Zoology, microbiology alumni part of high impact study
Dec 17, 2010A team of scientists at Cincinnati Children’s Hospital Medical Center
for the first time has created functioning human intestinal tissue from
stem cells. The study, published online Dec. 12 in Nature, was led by
James Wells, a researcher in the division of developmental biology at
Cincinnati Children’s, and included five Miami University alumni.
The process is a significant step toward studies of human intestinal
development, function and disease, and toward generating intestinal
tissue for transplantation, the researchers say.
“The hope is that our ability to turn stem cells into intestinal
tissue will eventually be therapeutically beneficial for people with
diseases such as necrotizing enterocolitis, inflammatory bowel disease
and short bowel syndrome,” Wells said.
Jason Spence, first author of the paper and a member of Well’s
laboratory, received his doctorate from Miami in 2006. He worked with
adviser Katia Del Rio-Tsonis, professor of zoology.

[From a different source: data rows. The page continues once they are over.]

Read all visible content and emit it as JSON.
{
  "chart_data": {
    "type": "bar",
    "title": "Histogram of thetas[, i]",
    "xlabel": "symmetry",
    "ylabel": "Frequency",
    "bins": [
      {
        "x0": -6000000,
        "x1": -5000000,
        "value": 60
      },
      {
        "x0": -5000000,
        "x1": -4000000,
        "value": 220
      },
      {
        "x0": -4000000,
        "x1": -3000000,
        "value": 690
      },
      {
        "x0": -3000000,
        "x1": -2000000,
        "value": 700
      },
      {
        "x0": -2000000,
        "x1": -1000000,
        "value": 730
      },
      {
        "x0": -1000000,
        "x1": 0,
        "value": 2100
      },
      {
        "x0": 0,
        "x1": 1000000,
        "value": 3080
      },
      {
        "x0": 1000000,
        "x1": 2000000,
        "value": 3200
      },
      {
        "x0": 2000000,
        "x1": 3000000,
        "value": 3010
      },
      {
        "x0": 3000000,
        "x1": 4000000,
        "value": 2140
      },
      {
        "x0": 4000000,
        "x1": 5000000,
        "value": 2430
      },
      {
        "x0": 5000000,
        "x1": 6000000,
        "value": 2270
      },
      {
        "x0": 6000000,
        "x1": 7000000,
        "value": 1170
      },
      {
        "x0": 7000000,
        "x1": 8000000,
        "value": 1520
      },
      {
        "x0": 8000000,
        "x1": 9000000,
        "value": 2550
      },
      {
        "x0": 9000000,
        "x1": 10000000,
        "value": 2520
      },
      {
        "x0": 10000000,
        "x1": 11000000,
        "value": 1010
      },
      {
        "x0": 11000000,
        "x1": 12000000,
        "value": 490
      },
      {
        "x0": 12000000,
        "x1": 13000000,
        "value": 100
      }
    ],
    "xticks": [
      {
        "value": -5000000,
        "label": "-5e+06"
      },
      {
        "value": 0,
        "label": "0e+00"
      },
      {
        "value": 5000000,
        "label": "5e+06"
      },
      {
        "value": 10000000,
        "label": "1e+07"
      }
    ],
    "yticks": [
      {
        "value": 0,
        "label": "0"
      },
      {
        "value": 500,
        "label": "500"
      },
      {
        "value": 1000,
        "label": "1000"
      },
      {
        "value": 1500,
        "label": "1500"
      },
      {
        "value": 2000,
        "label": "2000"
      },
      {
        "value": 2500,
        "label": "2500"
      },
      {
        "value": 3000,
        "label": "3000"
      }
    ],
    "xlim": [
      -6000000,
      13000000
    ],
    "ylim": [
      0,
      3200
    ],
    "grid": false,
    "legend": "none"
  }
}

Of the 12 co-authors of the paper, “Directed differentiation of
human pluripotent stem cells into intestinal tissue in vitro,” Miami
alumni included Spence; Scott Rankin, a zoology major who graduated in
2000 and received a masters’ degree in 2003 with adviser David Pennock,
professor of zoology; Matthew Kuhar, ’09, a microbiology
major who did undergraduate research with Gary Janssen, professor of
microbiology; Kathryn Tolle, ’07, a zoology major who did undergraduate
research with Kathy Killian, associate professor of zoology; and
Elizabeth (Jones) Hoskins, who received her master’s degree in 2004 with
adviser Lori Isaacson, professor of zoology.